As I've said many times, the "law of attraction" is a very dumbed down version of mystical awareness. As I wrote here:
Underlying this attractive idea is what mystics have been teaching for millennia. It is that all things reflect all other things. That it cannot be otherwise because we are, in fact, one with everything around us. This means that the people you meet are not "like" you ("like attracts like"). They are you.
What that means is that James Ray is me and I am James Ray. It profits me not at all to wag my finger and pass judgment on how his thoughts manifested his circumstances. As a mystical thinker, the question I must ponder is what James Ray and the tragedy he materially created, reflects in me. That doesn't make me, as an individual, a reckless, wannabe shaman who cooked people to death. I know for a fact that I am not. But it does mean that somewhere in me is some tiny piece that reflects that somehow. It could be a snippet of a past life. It could be some piece of childhood memory. But somewhere, in me, is something that I haven't completed and that I need to forgive and release.

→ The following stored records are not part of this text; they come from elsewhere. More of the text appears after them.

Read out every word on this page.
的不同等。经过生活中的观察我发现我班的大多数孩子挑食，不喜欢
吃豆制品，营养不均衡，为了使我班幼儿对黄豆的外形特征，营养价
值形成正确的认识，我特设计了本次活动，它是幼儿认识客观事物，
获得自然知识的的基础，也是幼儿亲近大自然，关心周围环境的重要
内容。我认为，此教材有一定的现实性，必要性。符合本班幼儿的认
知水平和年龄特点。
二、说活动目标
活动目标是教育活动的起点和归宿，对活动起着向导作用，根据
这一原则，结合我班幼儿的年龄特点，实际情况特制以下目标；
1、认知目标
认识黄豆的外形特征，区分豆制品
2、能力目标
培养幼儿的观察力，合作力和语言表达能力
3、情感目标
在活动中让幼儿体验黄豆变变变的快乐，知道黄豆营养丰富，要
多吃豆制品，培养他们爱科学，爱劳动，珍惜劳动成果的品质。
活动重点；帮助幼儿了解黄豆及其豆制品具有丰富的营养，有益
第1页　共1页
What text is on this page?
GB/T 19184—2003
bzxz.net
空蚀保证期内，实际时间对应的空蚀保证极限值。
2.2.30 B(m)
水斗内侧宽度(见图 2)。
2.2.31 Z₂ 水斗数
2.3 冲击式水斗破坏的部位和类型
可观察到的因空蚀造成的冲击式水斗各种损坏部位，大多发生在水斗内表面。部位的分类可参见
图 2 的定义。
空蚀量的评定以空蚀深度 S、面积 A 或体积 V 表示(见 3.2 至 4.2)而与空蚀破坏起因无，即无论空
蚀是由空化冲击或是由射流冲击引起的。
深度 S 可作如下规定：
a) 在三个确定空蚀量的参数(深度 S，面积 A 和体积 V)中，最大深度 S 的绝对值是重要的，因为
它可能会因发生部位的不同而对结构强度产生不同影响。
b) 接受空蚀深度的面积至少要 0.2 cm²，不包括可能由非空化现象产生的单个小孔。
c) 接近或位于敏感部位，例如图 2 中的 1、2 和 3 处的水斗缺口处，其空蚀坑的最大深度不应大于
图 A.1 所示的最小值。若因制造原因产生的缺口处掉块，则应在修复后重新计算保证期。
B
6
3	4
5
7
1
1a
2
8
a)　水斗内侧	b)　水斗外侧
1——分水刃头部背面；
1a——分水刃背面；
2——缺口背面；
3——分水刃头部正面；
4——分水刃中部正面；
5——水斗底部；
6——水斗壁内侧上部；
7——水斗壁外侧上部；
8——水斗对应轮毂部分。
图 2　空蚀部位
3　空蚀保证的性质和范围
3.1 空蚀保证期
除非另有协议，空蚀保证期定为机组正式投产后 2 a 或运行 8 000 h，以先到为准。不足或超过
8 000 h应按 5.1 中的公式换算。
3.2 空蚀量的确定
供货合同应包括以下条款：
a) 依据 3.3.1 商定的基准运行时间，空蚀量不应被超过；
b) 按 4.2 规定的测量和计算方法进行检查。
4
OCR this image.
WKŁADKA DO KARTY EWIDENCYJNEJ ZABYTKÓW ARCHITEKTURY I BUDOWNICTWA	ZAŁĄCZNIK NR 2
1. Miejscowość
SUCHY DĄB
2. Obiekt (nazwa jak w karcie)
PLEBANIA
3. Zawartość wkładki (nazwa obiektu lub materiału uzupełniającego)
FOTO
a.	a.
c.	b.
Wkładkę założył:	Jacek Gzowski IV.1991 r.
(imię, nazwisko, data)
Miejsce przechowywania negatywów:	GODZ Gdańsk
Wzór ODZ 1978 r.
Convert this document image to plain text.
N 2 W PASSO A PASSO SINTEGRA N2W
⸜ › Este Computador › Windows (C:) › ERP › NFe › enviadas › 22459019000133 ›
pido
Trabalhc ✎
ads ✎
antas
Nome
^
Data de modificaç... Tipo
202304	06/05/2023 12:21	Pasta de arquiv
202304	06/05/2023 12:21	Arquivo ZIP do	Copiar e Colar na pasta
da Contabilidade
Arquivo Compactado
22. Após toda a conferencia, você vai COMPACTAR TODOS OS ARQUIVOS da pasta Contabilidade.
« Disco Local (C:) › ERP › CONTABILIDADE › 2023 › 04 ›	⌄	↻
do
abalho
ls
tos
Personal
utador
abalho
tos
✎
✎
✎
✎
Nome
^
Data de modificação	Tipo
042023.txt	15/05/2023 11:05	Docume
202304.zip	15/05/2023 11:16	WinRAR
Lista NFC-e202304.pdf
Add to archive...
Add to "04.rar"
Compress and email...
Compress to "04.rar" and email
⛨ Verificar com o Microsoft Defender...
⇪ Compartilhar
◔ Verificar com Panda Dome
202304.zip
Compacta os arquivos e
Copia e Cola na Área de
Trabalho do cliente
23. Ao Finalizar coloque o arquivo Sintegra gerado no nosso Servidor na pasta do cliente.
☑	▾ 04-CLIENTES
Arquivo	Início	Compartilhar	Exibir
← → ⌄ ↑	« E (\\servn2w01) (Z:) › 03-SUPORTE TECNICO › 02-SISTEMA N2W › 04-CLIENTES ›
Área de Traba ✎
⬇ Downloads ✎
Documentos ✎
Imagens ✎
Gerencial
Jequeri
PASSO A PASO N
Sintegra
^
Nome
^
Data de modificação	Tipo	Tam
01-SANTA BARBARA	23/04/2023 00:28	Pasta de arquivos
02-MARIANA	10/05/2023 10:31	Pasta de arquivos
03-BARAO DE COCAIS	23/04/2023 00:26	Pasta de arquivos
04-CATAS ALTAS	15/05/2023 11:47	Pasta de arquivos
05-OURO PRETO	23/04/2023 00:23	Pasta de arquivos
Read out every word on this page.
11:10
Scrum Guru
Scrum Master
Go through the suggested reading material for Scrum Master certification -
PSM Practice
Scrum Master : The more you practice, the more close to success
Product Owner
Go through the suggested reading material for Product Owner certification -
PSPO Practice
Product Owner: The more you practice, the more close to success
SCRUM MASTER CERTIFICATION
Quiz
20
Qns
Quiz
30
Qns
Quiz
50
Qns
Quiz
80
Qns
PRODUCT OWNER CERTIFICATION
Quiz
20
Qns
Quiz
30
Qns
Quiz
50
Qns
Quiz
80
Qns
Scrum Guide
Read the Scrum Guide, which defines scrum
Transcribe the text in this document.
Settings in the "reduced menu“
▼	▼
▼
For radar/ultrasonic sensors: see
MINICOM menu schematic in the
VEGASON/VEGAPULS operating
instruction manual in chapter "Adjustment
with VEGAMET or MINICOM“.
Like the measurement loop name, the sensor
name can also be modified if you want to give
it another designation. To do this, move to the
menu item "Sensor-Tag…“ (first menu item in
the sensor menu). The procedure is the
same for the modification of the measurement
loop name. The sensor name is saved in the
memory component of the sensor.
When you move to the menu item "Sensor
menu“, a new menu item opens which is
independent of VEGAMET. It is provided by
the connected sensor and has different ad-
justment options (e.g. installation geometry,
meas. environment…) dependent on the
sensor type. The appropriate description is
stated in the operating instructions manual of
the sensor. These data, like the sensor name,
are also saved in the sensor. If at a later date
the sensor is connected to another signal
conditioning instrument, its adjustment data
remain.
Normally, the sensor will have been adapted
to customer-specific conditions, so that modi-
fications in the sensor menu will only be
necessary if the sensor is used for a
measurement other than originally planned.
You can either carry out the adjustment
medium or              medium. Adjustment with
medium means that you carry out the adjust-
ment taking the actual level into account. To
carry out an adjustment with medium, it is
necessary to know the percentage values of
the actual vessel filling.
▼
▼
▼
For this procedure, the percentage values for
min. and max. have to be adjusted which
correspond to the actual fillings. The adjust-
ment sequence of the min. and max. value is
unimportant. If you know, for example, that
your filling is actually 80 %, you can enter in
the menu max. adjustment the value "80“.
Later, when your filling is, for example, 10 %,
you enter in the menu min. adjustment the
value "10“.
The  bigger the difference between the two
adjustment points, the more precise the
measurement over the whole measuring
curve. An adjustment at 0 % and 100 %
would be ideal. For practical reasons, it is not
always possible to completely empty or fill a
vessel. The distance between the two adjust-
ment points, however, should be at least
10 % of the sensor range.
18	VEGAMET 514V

What strikes me as so odd in Landau's article is the implication that Ray's being on trial is something that "happened" to him. Somehow this mysterious turn of events might call into question her entire philosophical framework because someone who's made a career out of the law of attraction should maybe have better disciplined thoughts and feelings than that. But Ray didn't just "law of attract" a catastrophe. This wasn't a tornado or an earthquake. This is something he created through his own actions (and omissions). Whether our very earthly, human concept of justice is to be satisfied when the James Ray trial goes to verdict will be up to a jury of his peers.